Geiger A B, Kennedy J G, Staker L G, Wensel T G, Casson R J, Thomas P Q
Discipline of Reproduction and Development, School of Biomedicine, The University of Adelaide, Adelaide, SA, Australia; South Australian Health and Medical Research Institute (SAHMRI), Australia; Robinson Research Institute (RRI), The University of Adelaide, Adelaide, SA, Australia.
Department of Biochemistry and Molecular Pharmacology, Baylor College of Medicine, Houston, TX, USA.
Prog Retin Eye Res. 2025 Jul;107:101376. doi: 10.1016/j.preteyeres.2025.101376. Epub 2025 Jun 6.
Inherited retinal diseases (IRDs), such as retinitis pigmentosa, are a heterogenous group of genetic eye diseases characterized by degeneration of photoreceptors. They are the leading cause of blindness in the working age population in high-income countries and are an ideal target for the expanding gene editing tool kit, including rapidly evolving CRISPR/Cas9 technology. In this review, we provide a comprehensive analysis of CRISPR/Cas9 technologies currently being explored as therapeutic interventions for IRDs. Given the challenges posed by the growing complexity and size of gene editing systems, the delivery of these therapeutics to the retina has necessitated innovative approaches. We review current delivery methods, including nanoparticles, virus-like particles and traditional viral vectors, highlighting their advantages and limitations. This review underscores the potential transformative impact of gene editing on genetic disease management, emphasising that advancements in these technologies, coupled with improved pre-clinical models, bring clinically safe and effective treatments for IRDs within view.

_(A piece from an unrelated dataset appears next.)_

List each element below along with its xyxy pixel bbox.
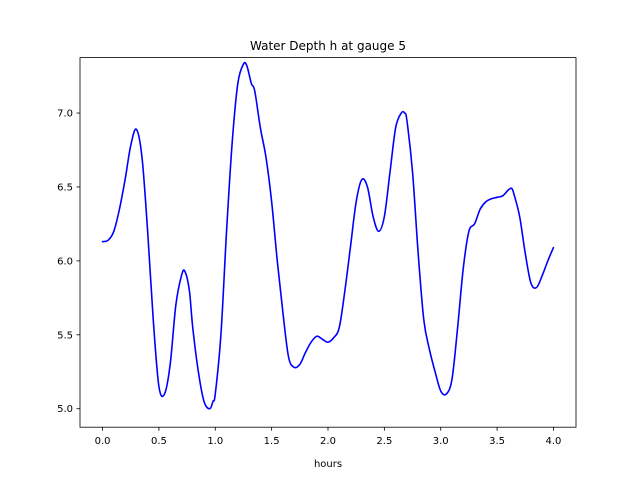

遗传性视网膜疾病(IRDs),如色素性视网膜炎,是一组异质性的遗传性眼病,其特征是光感受器退化。它们是高收入国家劳动年龄人口失明的主要原因,也是不断扩展的基因编辑工具包(包括快速发展的CRISPR/Cas9技术)的理想靶点。在本综述中,我们对目前作为IRDs治疗干预手段正在探索的CRISPR/Cas9技术进行了全面分析。鉴于基因编辑系统日益复杂和规模不断扩大所带来的挑战,将这些治疗方法递送至视网膜需要创新方法。我们回顾了当前的递送方法,包括纳米颗粒、病毒样颗粒和传统病毒载体,突出了它们的优点和局限性。本综述强调了基因编辑对遗传疾病管理的潜在变革性影响,强调这些技术的进步,再加上改进的临床前模型,使临床上安全有效的IRDs治疗方法指日可待。